The United States said on Wednesday it would name an ambassador to Sudan for the first time in 23 years as it welcomed the country's new reformist civilian leader.
The United States hailed early steps taken by Prime Minister Abdalla Hamdok to "break with the policies and practices of the previous regime," which had tense relations with the West.
Secretary of State Mike Pompeo announced that the United States would appoint an ambassador to Khartoum, subject to Senate confirmation and that Sudan would restore full-level representation in Washington.
"This is a historic step to strengthen our bilateral relationship," Pompeo wrote on Twitter.
In an accompanying statement, Pompeo praised Hamdok's civilian-led transitional government for launching "vast reforms."
Hamdok has "demonstrated a commitment to peace negotiations with armed opposition groups, established a commission of inquiry to investigate violence against protestors, and committed to holding democratic elections at the end of the 39-month transition period," Pompeo said.
Hamdok, a British-educated former diplomat and UN official, is the first Sudanese leader to visit Washington since 1985.
However, he had a low-key welcome, meeting the State Department number-three, David Hale. Both Pompeo and President Donald Trump were away on foreign travel.
Hamdok also met with senior lawmakers and with Treasury Secretary Steven Mnuchin, who said he welcomed the new government's "stated commitment to respecting human rights, fighting corruption and reforming Sudan's economy."
Mnuchin spoke to Hamdok about further work in combatting money laundering and terrorist financing, a Treasury spokesperson said.
Still seeking removal from the terrorism blacklist
Hamdok took charge in August after months of demonstrations led by young people that brought down veteran strongman Omar al Bashir and then a military council that had tried to stay in power.

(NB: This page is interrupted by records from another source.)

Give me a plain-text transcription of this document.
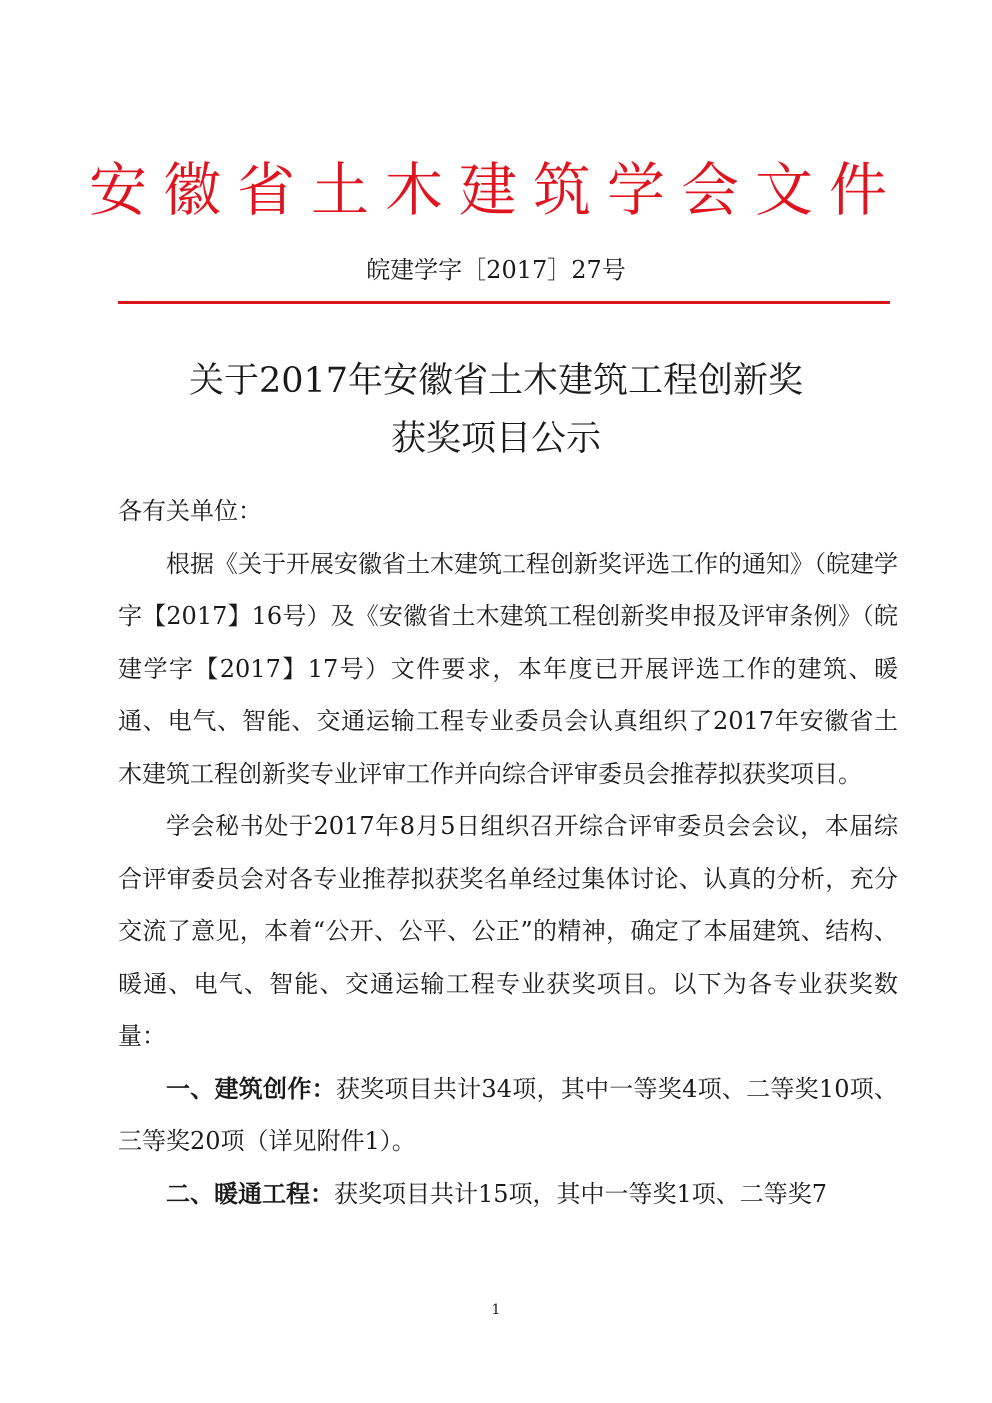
安徽省土木建筑学会文件
皖建学字［2017］27号
关于2017年安徽省土木建筑工程创新奖
获奖项目公示

各有关单位：

根据《关于开展安徽省土木建筑工程创新奖评选工作的通知》（皖建学字【2017】16号）及《安徽省土木建筑工程创新奖申报及评审条例》（皖建学字【2017】17号）文件要求，本年度已开展评选工作的建筑、暖通、电气、智能、交通运输工程专业委员会认真组织了2017年安徽省土木建筑工程创新奖专业评审工作并向综合评审委员会推荐拟获奖项目。

学会秘书处于2017年8月5日组织召开综合评审委员会会议，本届综合评审委员会对各专业推荐拟获奖名单经过集体讨论、认真的分析，充分交流了意见，本着“公开、公平、公正”的精神，确定了本届建筑、结构、暖通、电气、智能、交通运输工程专业获奖项目。以下为各专业获奖数量：

一、建筑创作：获奖项目共计34项，其中一等奖4项、二等奖10项、三等奖20项（详见附件1）。

二、暖通工程：获奖项目共计15项，其中一等奖1项、二等奖7

1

The protests were triggered by discontent over the high cost of bread and other economic concerns.
The United States had tense relation with Bashir, who took power in 1989 and embraced Islamism, including welcoming Al-Qaeda leader Osama bin Laden.
In one legacy that still tarnishes relations, the United States classifies Sudan as a state sponsor of terrorism, a designation that the new government calls a severe impediment to foreign investment.
US officials, while voicing sympathy for Sudan's appeals, say that removal of the designation is a legal process that will take time.
Tensions also soared over Bashir's scorched-earth crackdown in the parched western region of Darfur, a campaign that the United States described as genocide as it pressed for the prosecution of Bashir.
The United States estimates that about 300,000 people were killed and 2.5 million displaced in the conflict as Sudanese troops raped, killed, looted and burned villages against ethnic groups suspected of supporting rebels.
Hamdok last month travelled to Darfur where he met hundreds of victims of the conflict and assured them that he was working on their demands for lasting peace.
The transitional government has opened peace talks with rebels who fought Bashir's forces in Darfur as well as the Blue Nile and South Kordofan.
Until now, the United States has been represented in Khartoum by a charge d'affaires rather than a full ambassador in a sign of poor relations.